In addition to being important for organizations that want to rank well in search, HTTPS will also become the standard for visitors, as Google now strongly recommends it for websites.
It’s no longer just a concern for certain types of websites – website security is a best practice for all businesses and organizations that want to improve search engine performance, establish credibility with visitors, and maintain a professional web presence.
No matter how innocuous your websites are, you should always protect them with HTTPS. HTTPS is not only important for securing your websites and users’ personal information but it’s also needed for a lot of new browser features, including progressive web applications.
What Is HTTPS?
Hypertext Transfer Protocol Secure is an extension of the Hypertext Transfer Protocol. It is used for secure communication over a computer network and is widely used on the Internet. In HTTPS, the communication protocol is encrypted using Transport Layer Security or, formerly, Secure Sockets Layer.
3 Reasons Why Your Website Needs HTTPS
1. Maintain lead generation
A “not secure” warning on Google Chrome began appearing in October 2017 when users filled out a simple contact form or entered information in a search field on a non-HTTPS website. A “not secure” message was displayed by Google Chrome on all websites not using HTTPS protocol in July 2018 – regardless of whether users were filling out a form. In short, if your website generates offers and sales leads, it needs to be secured by HTTPS so its users won’t get freaked out and abandon it.
2. Improve your search engine rankings
It was announced by Google in August 2014 that HTTPS plays a role in their search ranking algorithm. Although research suggests HTTPS is becoming a stronger ranking factor, it’s still unclear just how much a role HTTPS plays in search engine rankings. Almost all of the results on page 1 of every Google search begin with an HTTPS URL, and Google has also indicated that an HTTPS site can serve as a tiebreaker between similar sites.
3. Everybody’s doing it
An HTTPS site is important for many reasons, but perception is the most important. The news is replete with hacking and data breaches, and people are concerned about online security and privacy. The fact that your website is HTTPS and visitors can see the little padlock in their browser provides comfort for visitors, even if it isn’t collecting sensitive information. This helps visitors feel confident and trust you. In the age of HTTPS, even non-techies are starting to feel uneasy when they don’t see that padlock.

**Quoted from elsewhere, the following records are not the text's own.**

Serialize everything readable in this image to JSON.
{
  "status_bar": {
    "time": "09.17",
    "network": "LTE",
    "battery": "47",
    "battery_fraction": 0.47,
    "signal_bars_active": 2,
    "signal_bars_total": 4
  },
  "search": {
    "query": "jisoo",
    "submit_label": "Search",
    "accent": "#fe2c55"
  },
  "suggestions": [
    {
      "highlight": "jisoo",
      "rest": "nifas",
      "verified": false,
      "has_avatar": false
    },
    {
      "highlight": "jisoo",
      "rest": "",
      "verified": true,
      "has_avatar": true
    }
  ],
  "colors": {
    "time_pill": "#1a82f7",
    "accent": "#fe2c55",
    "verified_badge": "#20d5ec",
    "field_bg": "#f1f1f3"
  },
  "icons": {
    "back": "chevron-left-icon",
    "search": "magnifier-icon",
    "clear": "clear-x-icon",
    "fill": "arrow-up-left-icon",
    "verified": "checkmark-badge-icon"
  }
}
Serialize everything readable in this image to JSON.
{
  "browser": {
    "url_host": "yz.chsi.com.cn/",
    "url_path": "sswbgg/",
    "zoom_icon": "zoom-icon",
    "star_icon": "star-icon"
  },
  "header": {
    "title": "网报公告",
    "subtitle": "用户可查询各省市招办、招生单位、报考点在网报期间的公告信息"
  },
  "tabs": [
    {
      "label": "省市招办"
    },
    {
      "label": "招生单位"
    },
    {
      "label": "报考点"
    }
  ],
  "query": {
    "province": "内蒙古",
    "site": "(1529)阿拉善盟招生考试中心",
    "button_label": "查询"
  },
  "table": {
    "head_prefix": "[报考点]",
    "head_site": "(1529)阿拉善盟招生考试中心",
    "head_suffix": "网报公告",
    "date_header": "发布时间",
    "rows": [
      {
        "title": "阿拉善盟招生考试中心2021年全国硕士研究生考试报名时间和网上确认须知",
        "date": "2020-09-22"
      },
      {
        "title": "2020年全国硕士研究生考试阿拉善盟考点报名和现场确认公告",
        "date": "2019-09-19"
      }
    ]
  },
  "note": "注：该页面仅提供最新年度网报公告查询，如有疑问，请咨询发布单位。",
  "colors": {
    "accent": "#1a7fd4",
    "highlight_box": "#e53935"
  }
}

HTTPS is the future of the web
Powerful new web platform features, such as the ability to take photos and record audio with getUserMedia(), to enable offline app experiences with service workers, or to build progressive web apps, require explicit permission from the user. The Geolocation API, for example, is another older API that is being updated to need a permit to run. HTTPS is a key component of these permission workflows for both the updated APIs and the new features.